Many purported miracles are fraudulent. Radio transmitters: James “The Amazing” Randi exposed popular televangelist Peter Popoff.Peter Popoff Prayer trolling: Other televangelists describe people with vague illnesses when they pray, and then claim to have healed those unknown individuals. Deceptions: Faith healers offer “complimentary” wheelchairs to the sick and then “heal” them from their affliction by taking the wheelchair away. Fakes: Others use plants in the audience. Gullible Audiences: And all of them capitalize on the excitement, expectations, enthusiasm, and the power of suggestion in their audience.
Many purported miracles are simply mistakes. At Lourdes, France, the spring waters are alleged to have miraculous healing powers. Over 80,000 pilgrims a year visit the site, and have done so for over a century. That’s over 8 million pilgrims, most of them going with the strong expectation that: 1) miracles have occurred there, 2) they will be miraculously healed as well. And 3) Many of them, probably most, leave believing that one has occurred. Officials at Lourdes (themselves also strong and enthusiastic believers) have officially recognized 66 healings.
What Leads Us to Find so Many Miracles? Confirmation Bias: the disposition to search for and find evidence that supports a pet hypothesis while ignoring or neglecting evidence that would refute it. Check enough water stains on enough bridges and you’ll find one that looks like Danny Devito too. Religious pareidolia: humans have a well documented disposition to find patterns where none are present. Religious contexts boost this tendency and give us strong suggestions. Believers are the investigators: very often the people investigating miracle claims are enthusiastic believers who have an uncanny knack of finding what they are looking for.

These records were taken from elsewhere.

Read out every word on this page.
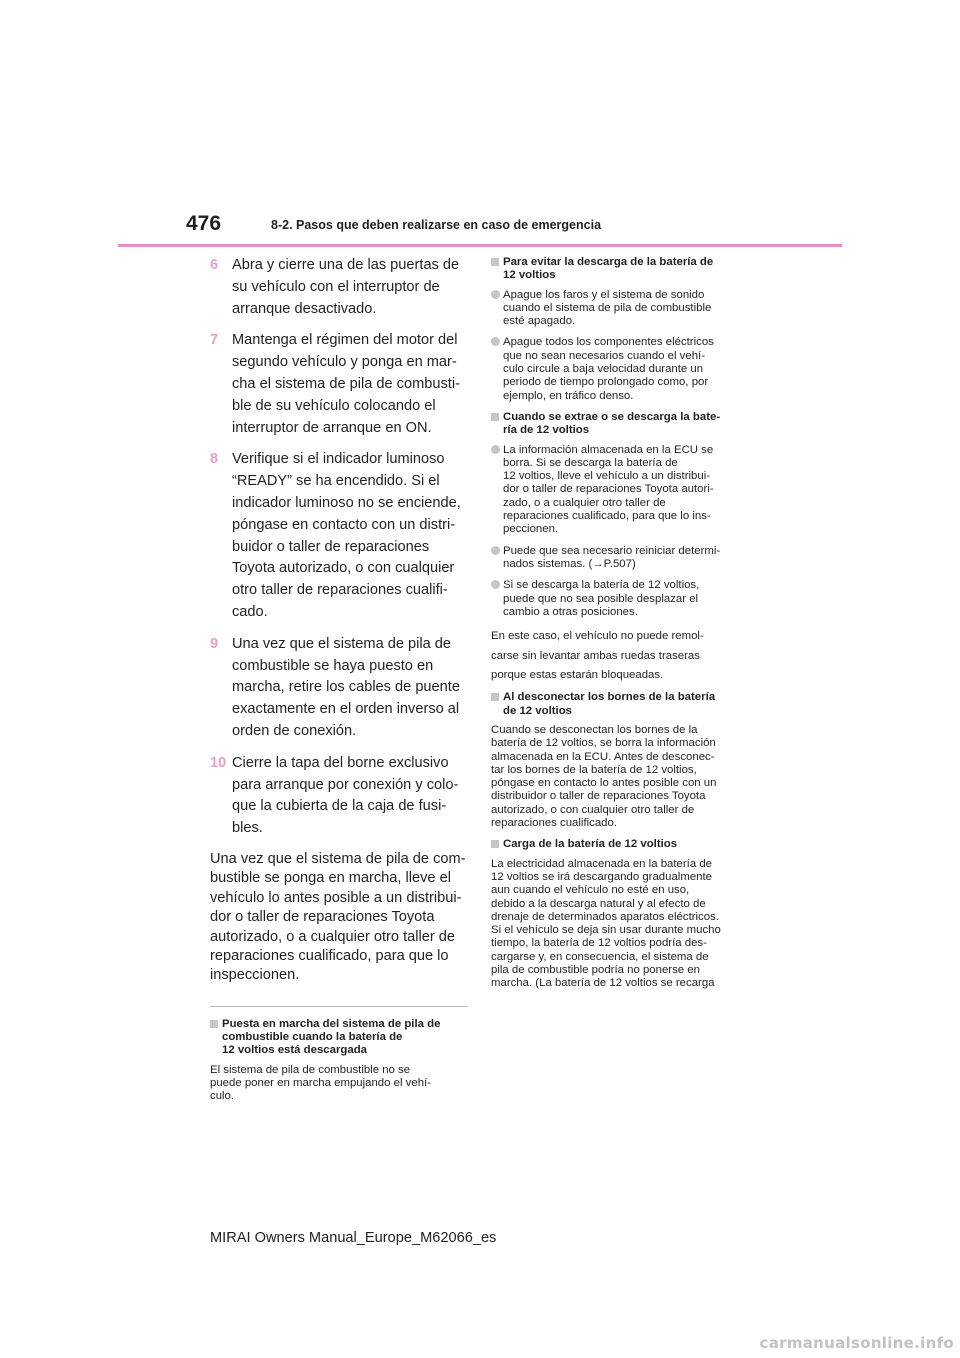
476	8-2. Pasos que deben realizarse en caso de emergencia
6 Abra y cierre una de las puertas de
su vehículo con el interruptor de
arranque desactivado.
7 Mantenga el régimen del motor del
segundo vehículo y ponga en mar-
cha el sistema de pila de combusti-
ble de su vehículo colocando el
interruptor de arranque en ON.
8 Verifique si el indicador luminoso
“READY” se ha encendido. Si el
indicador luminoso no se enciende,
póngase en contacto con un distri-
buidor o taller de reparaciones
Toyota autorizado, o con cualquier
otro taller de reparaciones cualifi-
cado.
9 Una vez que el sistema de pila de
combustible se haya puesto en
marcha, retire los cables de puente
exactamente en el orden inverso al
orden de conexión.
10 Cierre la tapa del borne exclusivo
para arranque por conexión y colo-
que la cubierta de la caja de fusi-
bles.
Una vez que el sistema de pila de com-
bustible se ponga en marcha, lleve el
vehículo lo antes posible a un distribui-
dor o taller de reparaciones Toyota
autorizado, o a cualquier otro taller de
reparaciones cualificado, para que lo
inspeccionen.
Puesta en marcha del sistema de pila de
combustible cuando la batería de
12 voltios está descargada
El sistema de pila de combustible no se
puede poner en marcha empujando el vehí-
culo.
Para evitar la descarga de la batería de
12 voltios
Apague los faros y el sistema de sonido
cuando el sistema de pila de combustible
esté apagado.
Apague todos los componentes eléctricos
que no sean necesarios cuando el vehí-
culo circule a baja velocidad durante un
periodo de tiempo prolongado como, por
ejemplo, en tráfico denso.
Cuando se extrae o se descarga la bate-
ría de 12 voltios
La información almacenada en la ECU se
borra. Si se descarga la batería de
12 voltios, lleve el vehículo a un distribui-
dor o taller de reparaciones Toyota autori-
zado, o a cualquier otro taller de
reparaciones cualificado, para que lo ins-
peccionen.
Puede que sea necesario reiniciar determi-
nados sistemas. (→P.507)
Si se descarga la batería de 12 voltios,
puede que no sea posible desplazar el
cambio a otras posiciones.
En este caso, el vehículo no puede remol-
carse sin levantar ambas ruedas traseras
porque estas estarán bloqueadas.
Al desconectar los bornes de la batería
de 12 voltios
Cuando se desconectan los bornes de la
batería de 12 voltios, se borra la información
almacenada en la ECU. Antes de desconec-
tar los bornes de la batería de 12 voltios,
póngase en contacto lo antes posible con un
distribuidor o taller de reparaciones Toyota
autorizado, o con cualquier otro taller de
reparaciones cualificado.
Carga de la batería de 12 voltios
La electricidad almacenada en la batería de
12 voltios se irá descargando gradualmente
aun cuando el vehículo no esté en uso,
debido a la descarga natural y al efecto de
drenaje de determinados aparatos eléctricos.
Si el vehículo se deja sin usar durante mucho
tiempo, la batería de 12 voltios podría des-
cargarse y, en consecuencia, el sistema de
pila de combustible podría no ponerse en
marcha. (La batería de 12 voltios se recarga
MIRAI Owners Manual_Europe_M62066_es
carmanualsonline.info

When the miracle is in another language, the fallacy is even clearer. This is the name of Allah (in Arabic) written in a watermelon. Does God speak English? Arabic? Hebrew? Is writing in watermelons what you would do with your power if you were God?
Hume’s Argument: 1.In all of my experience, nature has been uniform. 2.A miracle is a violation of the laws of nature, or the uniformity of nature. 3.If someone testifies that they have seen a miracle, then there are several possible explanations: a. He is mistaken. b. He is lying. c. He has been deceived. d. A real miracle has occurred. 4. My experience and my evidence will always favor a, b, or c more than d. 5. Therefore, it will never be reasonable for me to believe miracle testimony.
So What Sort of Testimony Would Be Believable? Hume says, “Thus, suppose, all authors, in all languages, agree, that, from the first of January 1600, there was a total darkness over the whole earth for eight days: suppose that the tradition of this extraordinary event is still strong and lively among the people: that all travelers, who return from foreign countries, bring us accounts of the same tradition, without the least variation or contradiction: it is evident, that our present philosophers, instead of doubting the fact, ought to receive it as certain, and ought to search for the causes whence it might be derived.”
Suppose We Had Compelling Evidence that Some Miracle Had Occurred: Would that give us evidence that some supernatural agent was responsible? Would that give us evidence that the being responsible was omnipotent? Omniscient? Omnibenevolent?
Miracles Would Be Evidence Against the Existence of God 1. If God did intervene in the course of things to make one good thing happen, or prevent an evil thing, then we would have to ask, “Why not more?” 2. An omni-being wouldn’t manifest himself through mere healings, images, cryptic intimations. 3. Only a petty, superficial, short-sighted being would bother with such insignificant party tricks. 4. If there were real miracles, then all the purported solutions to the problem of evil that asserted evil has a divine purpose, or this is the best of all possible worlds, or that God must be hidden must be rejected.